Wednesday, May 25, 2011

because they are very small

When my fellow faculty and staff at Haleakala Waldorf School threw me a blissful surprise baby shower on Maui four years ago, one of my dear teacher friends gave me a copy of this prayer written by Rudolf Steiner. I spend a few moments with this prayer and my sleeping girls each night. It has been bouncing around in my heart lately, so I am compelled to share it.

spoken by an adult

May light stream into you that can take hold of you.
I follow its rays with the warmth of my love.
I think with my thinking's best thoughts of joy
On the stirrings of your heart.
May they strengthen you,
May they carry you,
May they cleanse you.
I want to gather my thoughts of joy
Before the steps of your life,
That they unite with your will for life,
So that it finds itself with strength,
In the world,
Through itself.

Monday, May 23, 2011

I Wish You Happy Days

Ugh. It’s my child.

No parent wants to admit that his or her child is the rabble-rouser, the attention-demander, the sometimes-shouter, the crazy face.

But here goes.

Hi, my name is Emily and my child is intense.

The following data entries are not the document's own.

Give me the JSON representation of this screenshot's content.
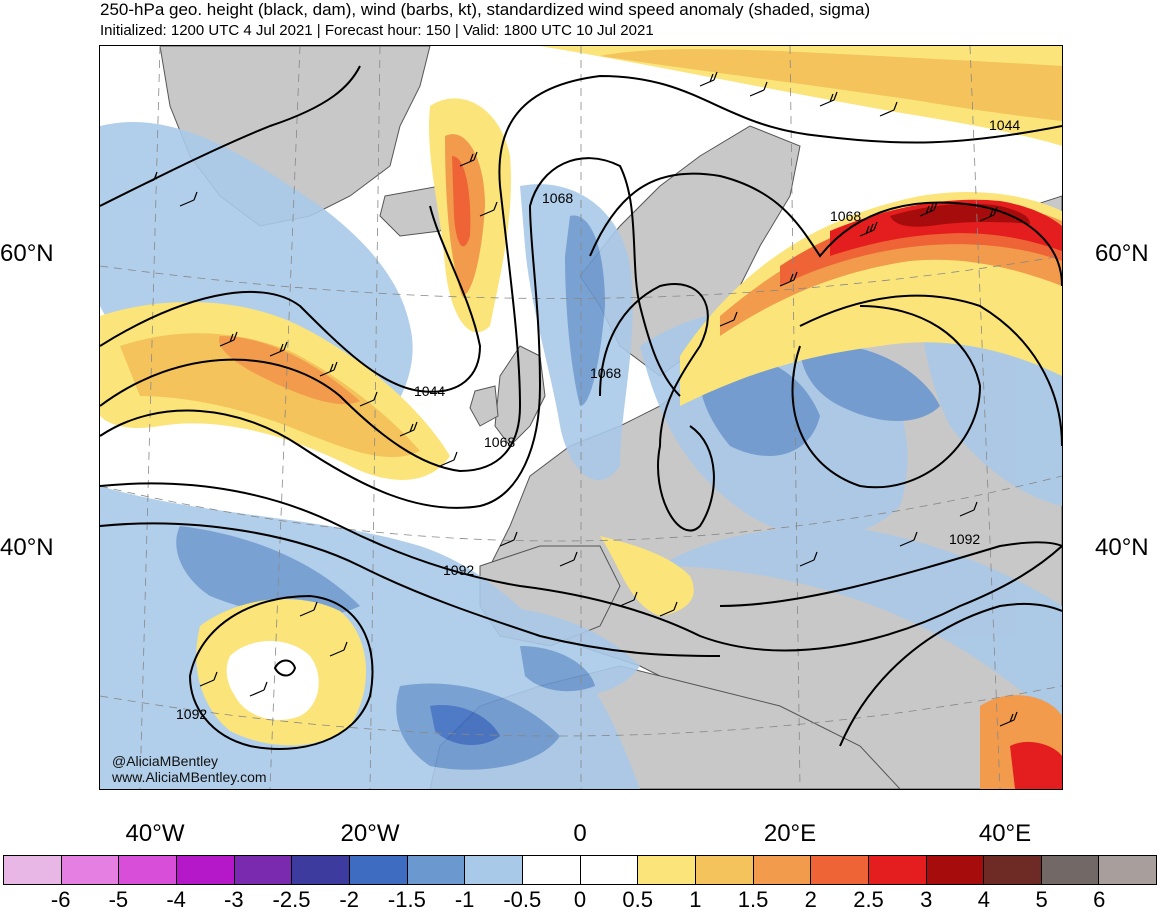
{
  "title": "250-hPa geo. height (black, dam), wind (barbs, kt), standardized wind speed anomaly (shaded, sigma)",
  "subtitle": "Initialized: 1200 UTC 4 Jul 2021 | Forecast hour: 150 | Valid: 1800 UTC 10 Jul 2021",
  "lat_labels": {
    "n60": "60°N",
    "n40": "40°N"
  },
  "lon_labels": [
    "40°W",
    "20°W",
    "0",
    "20°E",
    "40°E"
  ],
  "contour_labels": [
    "1044",
    "1068",
    "1068",
    "1068",
    "1044",
    "1068",
    "1092",
    "1092",
    "1092"
  ],
  "credit": {
    "handle": "@AliciaMBentley",
    "site": "www.AliciaMBentley.com"
  },
  "colorbar": {
    "colors": [
      "#e9b7e6",
      "#e57fe2",
      "#d84ed9",
      "#b418c9",
      "#7a2aae",
      "#3d3b9e",
      "#3d6cc0",
      "#6b98cf",
      "#a9c9e8",
      "#ffffff",
      "#ffffff",
      "#fbe57a",
      "#f4c35c",
      "#f29b4c",
      "#ef6436",
      "#e41e1e",
      "#a70c0c",
      "#6e2a24",
      "#726866",
      "#a89e9c"
    ],
    "ticks": [
      "-6",
      "-5",
      "-4",
      "-3",
      "-2.5",
      "-2",
      "-1.5",
      "-1",
      "-0.5",
      "0",
      "0.5",
      "1",
      "1.5",
      "2",
      "2.5",
      "3",
      "4",
      "5",
      "6"
    ]
  },
  "map_colors": {
    "land": "#c8c8c8",
    "coast": "#555555",
    "contour": "#000000",
    "neg_light": "#a9c9e8",
    "neg_mid": "#6b98cf",
    "neg_dark": "#3d6cc0",
    "pos_1": "#fbe57a",
    "pos_2": "#f4c35c",
    "pos_3": "#f29b4c",
    "pos_4": "#ef6436",
    "pos_5": "#e41e1e",
    "pos_6": "#a70c0c"
  }
}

I’m giving in, and admitting to the universe that Luciya Leona, light of my life, who turned four years old this month, is, often enough, a nutjob. She is deliberate and demanding and vivacious and loud. She stands up in the stroller and pushes to the front of the line and can fall unexpectedly into a wailing mess in under a second. She is sensitive and observant and way too quick on the uptake. She is touchy and just a bit too loving.

Wait, too loving? Is there something wrong with that? Yeah. It’s the whole “boundaries” thing.

A couple months ago, Luciya casually mentioned that a little girl in her preschool didn’t want to sit next to her in circle. My mommy hackles immediately went up. Come again? A child doesn’t want to sit next to my daughter? My bright, funny, sweet, engaging, daughter? Well. Let me just call the teacher about this one.

Turns out, the other child isn’t a snooty snob. She just doesn’t like to be hugged all day long. And my Luciya, as it happens, is the squeezer. You know the one. The one who is always trying to pick up the other kids, or lead them – a bit too strongly – down the lane. The one who scoots a little closer to the other child so their knees touch. The bubble-less child.

In a way, I’m happy about that fact that Luciya is comfortable enough in assuming the world loves her to want to be physically close to everyone. The child is certainly not shy, and she really has yet to meet anyone by whom she feels threatened. So that’s cool. But it also means we’ve been having to have the “keep your hands to yourself” talk. And it’s getting better.

Luciya responds excellently, and often immediately, to positive reinforcement (which – Hi, my name is Emily and my kid makes me want to pull my hair out – I need to get better at). She has a shining beacon in this ever-intriguing, ever-expanding world in her gorgeous preschool teacher, Miss Jen.

Miss Jen takes Luciya and eight other 3 and 4 year olds two mornings a week to a colorful room attached to her house that is called Happy Days. And I literally count my lucky twirling stars that my child gets this experience each week. Luciya emerges from the Happy Days gate each day at 11:30 with a spring in her step and pride on her face. Every day, she produces incredibly adorable, outright impressive works of art that my walls are becoming too scarce to display. Miss Jen is an artist, and her heart and time pour into providing these lucky children impeccable beauty in the materials she provides them, the projects they colorfully create, the quality of supplies they use, and the creative freedom they are encouraged to explore. Luciya is learning jubilantly, feeling proud, and letting her imagination fly.

When Luciya is overly … well, Luciya, Miss Jen positively redirects her, and always makes her feel safe. I feel 100% confident that my child is in a blessed and remarkable setting.

And I wish I could be a three-year-old again, too.

I wish I could be welcomed to a lovely and serene setting each morning with a hug and an “I love you,” only to be guided through some beautiful, happy songs and encouraged to touch and glitter and paint and glue and imagine to my heart’s content. I want to envision leprechauns that I’ll trap in my very own creation and learn my letters through physical movements.

I am so grateful for Happy Days because I know that my ambitious, confident, often reckless child is cradled in beautiful, loving security.

What else would any mother want for her child?

I’m Emily, and one thing I’ve done right as a parent is send my delightful first-born to a great preschool.

Thanks, Miss Jen. My little caterpillar has grown so well with you. Thank you so much for loving her, and for preparing her to soar.

She’ll be the butterfly with the glittery rainbow wings.